The comparative genomics situation is further confused by high sequence conservation within the ACTN gene family, by paralog loss in some clades, by possible independent duplication events, and by pre-duplication parental genes only in early deuterostomes. It is not easy to assign transcripts or genomic fragments to correct orthology class by methods such as best reciprocal Blast, especially when the query itself is a fragment (eg third spectrin domain of ACTN3). Many genBank entries are unlabelled, mislabelled, or ambiguously labelled as to correct ortholog family.
However a reliable actinin classifier can be built by requiring flanking gene synteny, diagnostic signature residues and indels in building the reference sequence seed collection that focus on signature regions in which ortholog classes differ significantly from each other. For example ACTN2/3 share a five-residue deletion in exon 19 relative to (ancestral-length) ACTN1/4.

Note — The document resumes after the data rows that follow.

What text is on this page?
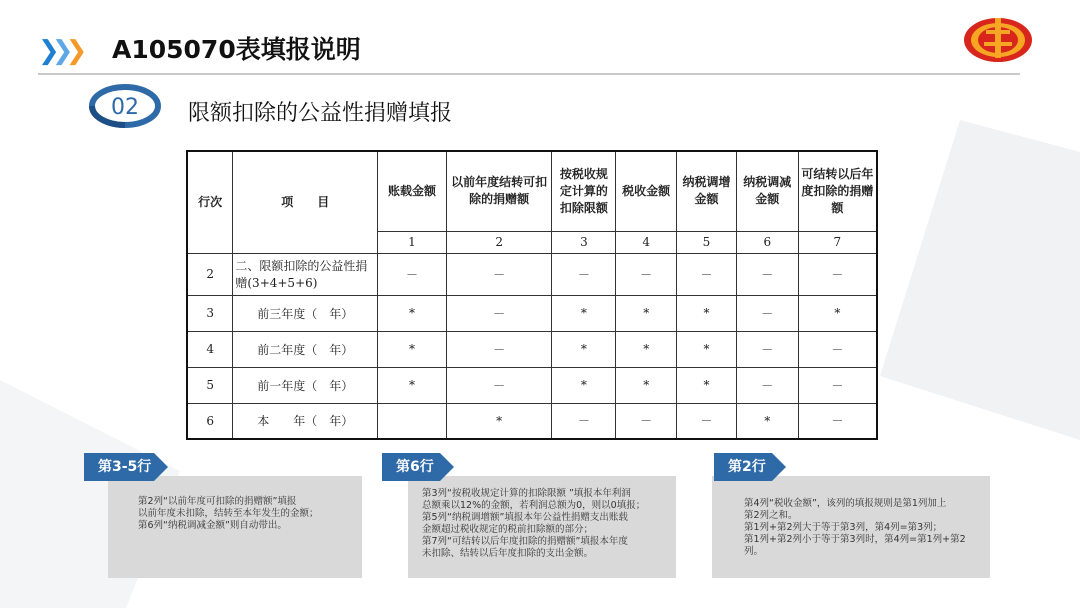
❯❯❯ A105070表填报说明
02 限额扣除的公益性捐赠填报
行次	项　　目	账载金额	以前年度结转可扣除的捐赠额	按税收规定计算的扣除限额	税收金额	纳税调增金额	纳税调减金额	可结转以后年度扣除的捐赠额
		1	2	3	4	5	6	7
2	二、限额扣除的公益性捐赠(3+4+5+6)	－	－	－	－	－	－	－
3	前三年度（　年）	*	－	*	*	*	－	*
4	前二年度（　年）	*	－	*	*	*	－	－
5	前一年度（　年）	*	－	*	*	*	－	－
6	本　　年（　年）		*	－	－	－	*	－
第3-5行
第2列“以前年度可扣除的捐赠额”填报
以前年度未扣除，结转至本年发生的金额；
第6列“纳税调减金额”则自动带出。
第6行
第3列“按税收规定计算的扣除限额 ”填报本年利润
总额乘以12%的金额，若利润总额为0，则以0填报；
第5列“纳税调增额”填报本年公益性捐赠支出账载
金额超过税收规定的税前扣除额的部分；
第7列“可结转以后年度扣除的捐赠额”填报本年度
未扣除、结转以后年度扣除的支出金额。
第2行
第4列“税收金额”，该列的填报规则是第1列加上
第2列之和。
第1列+第2列大于等于第3列，第4列=第3列；
第1列+第2列小于等于第3列时，第4列=第1列+第2
列。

The human ortholog of ACTN3 is unusual (but not unique) in having a fairly abundant null allele, R577x, meaning the arginine at position 577 of the 901 residue protein has been replaced by a stop codon. Worldwide 18% of the human population is homozygous 577x 577x. It is very unlikely that a functional truncated protein can be produced because even if the promoter region is still functional, the mRNA would be degraded by nonsense-mediated decay (with no possibility of selenocysteine substitution) and the stable quaternary dimer necessary for function cannot form (as explained below).
It has not been established whether the 577x was the initial inactivating mutation, as 3 additional amino acid changes (Q523R, R628C, R776Q) have also accrued at otherwise invariant sites in this allele (ie, in the dna donor to the public human genome relative to genBank reference sequence NM_001104). The latter two substitutions are also CpG mutational hotspots (the entire mRNA has 131 such sites). It is not known whether these other changes became widespread before or after R577x nor whether they affect ACTN3 function. However it is not easy to inactivate a large structural protein comprised of independent modules by single substitutions.

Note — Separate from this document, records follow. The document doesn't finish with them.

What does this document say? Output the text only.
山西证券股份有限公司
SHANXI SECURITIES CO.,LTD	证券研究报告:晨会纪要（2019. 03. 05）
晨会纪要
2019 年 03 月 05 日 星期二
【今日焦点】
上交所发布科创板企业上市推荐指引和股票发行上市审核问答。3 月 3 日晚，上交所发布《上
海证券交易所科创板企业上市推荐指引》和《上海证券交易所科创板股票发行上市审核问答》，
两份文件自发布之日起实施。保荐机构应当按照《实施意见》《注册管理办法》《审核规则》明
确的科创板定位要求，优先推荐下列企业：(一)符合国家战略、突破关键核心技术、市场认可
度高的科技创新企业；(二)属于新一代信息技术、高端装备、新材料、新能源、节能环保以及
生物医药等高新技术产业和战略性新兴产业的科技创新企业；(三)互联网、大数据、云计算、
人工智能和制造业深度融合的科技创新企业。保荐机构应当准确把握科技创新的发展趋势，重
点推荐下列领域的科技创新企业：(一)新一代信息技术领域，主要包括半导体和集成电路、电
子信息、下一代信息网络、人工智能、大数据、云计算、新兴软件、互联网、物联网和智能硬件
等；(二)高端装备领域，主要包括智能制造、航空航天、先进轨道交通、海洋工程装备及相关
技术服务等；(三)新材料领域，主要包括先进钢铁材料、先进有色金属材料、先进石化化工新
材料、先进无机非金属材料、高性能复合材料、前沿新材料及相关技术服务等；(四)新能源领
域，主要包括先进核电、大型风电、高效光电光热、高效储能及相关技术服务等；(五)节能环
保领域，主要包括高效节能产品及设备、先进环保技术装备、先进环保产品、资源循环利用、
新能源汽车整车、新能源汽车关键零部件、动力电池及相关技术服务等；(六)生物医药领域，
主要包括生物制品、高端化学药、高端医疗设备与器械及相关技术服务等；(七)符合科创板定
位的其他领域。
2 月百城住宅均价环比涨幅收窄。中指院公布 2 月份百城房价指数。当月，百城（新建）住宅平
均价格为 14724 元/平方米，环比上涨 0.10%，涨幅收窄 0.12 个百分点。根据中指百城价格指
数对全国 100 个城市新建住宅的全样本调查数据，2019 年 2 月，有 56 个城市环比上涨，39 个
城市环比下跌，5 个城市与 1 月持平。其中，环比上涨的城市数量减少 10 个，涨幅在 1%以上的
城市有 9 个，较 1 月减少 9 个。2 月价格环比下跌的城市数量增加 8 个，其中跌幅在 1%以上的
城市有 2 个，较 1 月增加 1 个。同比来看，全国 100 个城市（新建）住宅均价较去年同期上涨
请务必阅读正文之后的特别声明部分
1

Curiously Q523R, R577x, and R628C all occur in the third spectrin repeat despite this region constituting only 11% of the gene, yet not a single nonsynonymous base change has occured in the 2706 bp coding region. With the advent of HapMap and similar projects, the phenotypic associations of these changes, possible co-occurence with wildtype R577, and the date(s) of 577x founder mutations could be resolved.
All mammals with assembled genomes encode a CpG hotspot at codon 577. This has transitioned to TpG in the human 577x allele but is not a polymorphic site in any other known mammal, though the search has been restricted to the individual animals used in genome projects (since transcripts rarely extend this far), plus 36 unrelated baboons and 33 chimpanzees all genotyping to ‘wild-type’ 577R. Thus there is no support for 577x as balanced polymorphism in any mammal other than human even though Z-line skeletal muscle structures may be very similar.